Using my powers of deduction, I concluded that there must be a lag between the phone moving and the app reporting the phone's new location.  Clearly, I wasn't going to get anywhere by chasing after the signal and hoping to borrow some random person's iPhone so I could locate my phone.  Instead, I was going to have to wait for night, when the phone would likely stop moving, and track it using an iPhone that I could borrow for the evening from someone who actually knew me.  Armed with this plan, I went back to the hospital to finish my shift.

When Kimberly picked me up at 5:00, she told me that she had checked the phone's location several times over the previous hours and that the phone hadn't moved.  Additionally, she had driven by the area to scope it out.  The phone was in some woods at the intersection West Avenue and Reed Street and, as it hadn't moved, I surmised that the perp had stashed it until the battery could run down, so that I wouldn't be able to track it to his house.  "Very clever," I thought, "but I've got you now!"  

Screenshot from Where's My iPhone, showing my phone in a
wooded area just north of Reed Street in Norwalk.
Kimberly drove us to the location and parked in the Walgreen's parking lot, then we crossed Reed Street into the parking lot behind Durango Insurance.  I looked up the hill (really more of a cliff when viewed from where we were standing) and decided that the best way to get started was simply to get started, so I charged ahead, expecting to reach the top and find a garbage bag or a duffle bag that would contain my phone.  I further imagined taking my phone from the bag and replacing it with a note that said something like, "Jesus forgives you for stealing my iPhone and so do I."  Ok, that's not actually what I imagined writing, but you get the idea.

Actual location of phone as shown above.
The Cliff.
There was no duffle bag, though.  Instead, a short way along the ridge, there was a clearing with a camouflage tent, surrounded by tarp-covered piles of God knows what.  Despite my leather-jacket-clad, testosterone-fueled desire to walk into a homeless person's camp and demand my phone back from the miscreant who had taken it, I decided to take a kinder and gentler approach, or at least one that was less likely to get me killed.  I slinked back down the hill and borrowed Kimberly's cell phone and called the police.

The sun was nearly setting when one of Norwalk's Finest arrived.  As the officer stepped from his police car, I knew that I was in good hands as, instead of a fifty-year veteran of the force who had spent the last thrity of them staking out Dunkin' Donuts, the dispatcher had sent a cop who was in good physical shape and looked ready for climbing a cliff, even if he did look like he was about sixteen years old.

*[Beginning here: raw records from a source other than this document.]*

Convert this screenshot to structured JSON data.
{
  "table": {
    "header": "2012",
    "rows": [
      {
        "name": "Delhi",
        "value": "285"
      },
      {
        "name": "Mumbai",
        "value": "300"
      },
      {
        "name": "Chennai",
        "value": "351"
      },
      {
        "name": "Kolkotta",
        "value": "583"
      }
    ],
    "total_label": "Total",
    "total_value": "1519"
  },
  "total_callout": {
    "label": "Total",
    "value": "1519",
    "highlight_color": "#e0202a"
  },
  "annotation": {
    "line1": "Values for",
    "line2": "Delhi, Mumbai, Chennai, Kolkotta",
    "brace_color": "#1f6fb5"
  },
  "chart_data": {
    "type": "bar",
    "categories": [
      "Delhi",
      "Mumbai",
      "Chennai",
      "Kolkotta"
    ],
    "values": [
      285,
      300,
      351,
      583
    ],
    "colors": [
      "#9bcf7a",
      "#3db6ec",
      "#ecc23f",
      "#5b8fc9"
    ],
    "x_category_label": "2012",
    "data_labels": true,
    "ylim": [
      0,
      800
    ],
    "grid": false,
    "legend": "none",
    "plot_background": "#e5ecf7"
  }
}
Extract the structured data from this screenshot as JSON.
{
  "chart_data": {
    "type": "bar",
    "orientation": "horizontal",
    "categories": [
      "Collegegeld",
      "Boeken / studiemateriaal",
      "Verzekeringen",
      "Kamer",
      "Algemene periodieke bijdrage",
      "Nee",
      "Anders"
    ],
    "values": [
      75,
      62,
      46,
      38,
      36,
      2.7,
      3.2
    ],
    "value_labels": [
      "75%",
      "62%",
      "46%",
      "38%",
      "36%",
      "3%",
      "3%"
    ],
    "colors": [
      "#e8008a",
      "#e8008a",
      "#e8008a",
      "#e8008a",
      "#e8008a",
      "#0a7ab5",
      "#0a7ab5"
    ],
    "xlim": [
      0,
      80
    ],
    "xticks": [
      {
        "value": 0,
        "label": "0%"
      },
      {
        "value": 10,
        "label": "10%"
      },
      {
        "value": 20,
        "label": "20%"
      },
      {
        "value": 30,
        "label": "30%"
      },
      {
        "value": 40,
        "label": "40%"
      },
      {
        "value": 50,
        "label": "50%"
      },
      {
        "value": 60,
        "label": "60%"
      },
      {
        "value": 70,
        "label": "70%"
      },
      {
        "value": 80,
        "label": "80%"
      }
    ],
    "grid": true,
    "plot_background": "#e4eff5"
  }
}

Together, Officer Timmy and I climbed back up the cliff and he, shining his flashlight on the tent and using a rather impressive command voice, ordered the occupant to come out and to keep his hands in sight.  Then, in a tone that was almost gentle, he asked "Do you have an iPhone that doesn't belong to you?"  The man from the tent denied having it, but I had anticipated such a turn of events and took out Kimberly's cell phone and called my iPhone.  "Gotcha!" I thought as I pressed the send key.  But nothing happened.  Pooplety, dangitty, muppeling snarf!  

So that's where the story ends, really.  A homeless person's tent is as much his home as if it were a mansion with a security fence and, apparently, my use of technology to track the phone to a homeless guy's camp in the woods on a cliff where nobody else ever goes doesn't actually constitute probable cause for a search.  The officer couldn't go through the homeless guy's stuff and I had no other options left, so we climbed back down the cliff.

Now, I'm using a borrowed cell phone and waiting for April when AT&T gives me a contract renewal and I can get some credit toward my next iPhone.  In the meantime, I commend the following video to you:

I have the utmost respect for young Officer Timmy, whose real name I will not divulge.  He did his job very well and was only hamstrung in his efforts to recover my iPhone by the Fourth Amendment to the U.S. Constitution.  I am still amused by his apparent youth, though I suspect that reflects more on my advancing years than on any other factor.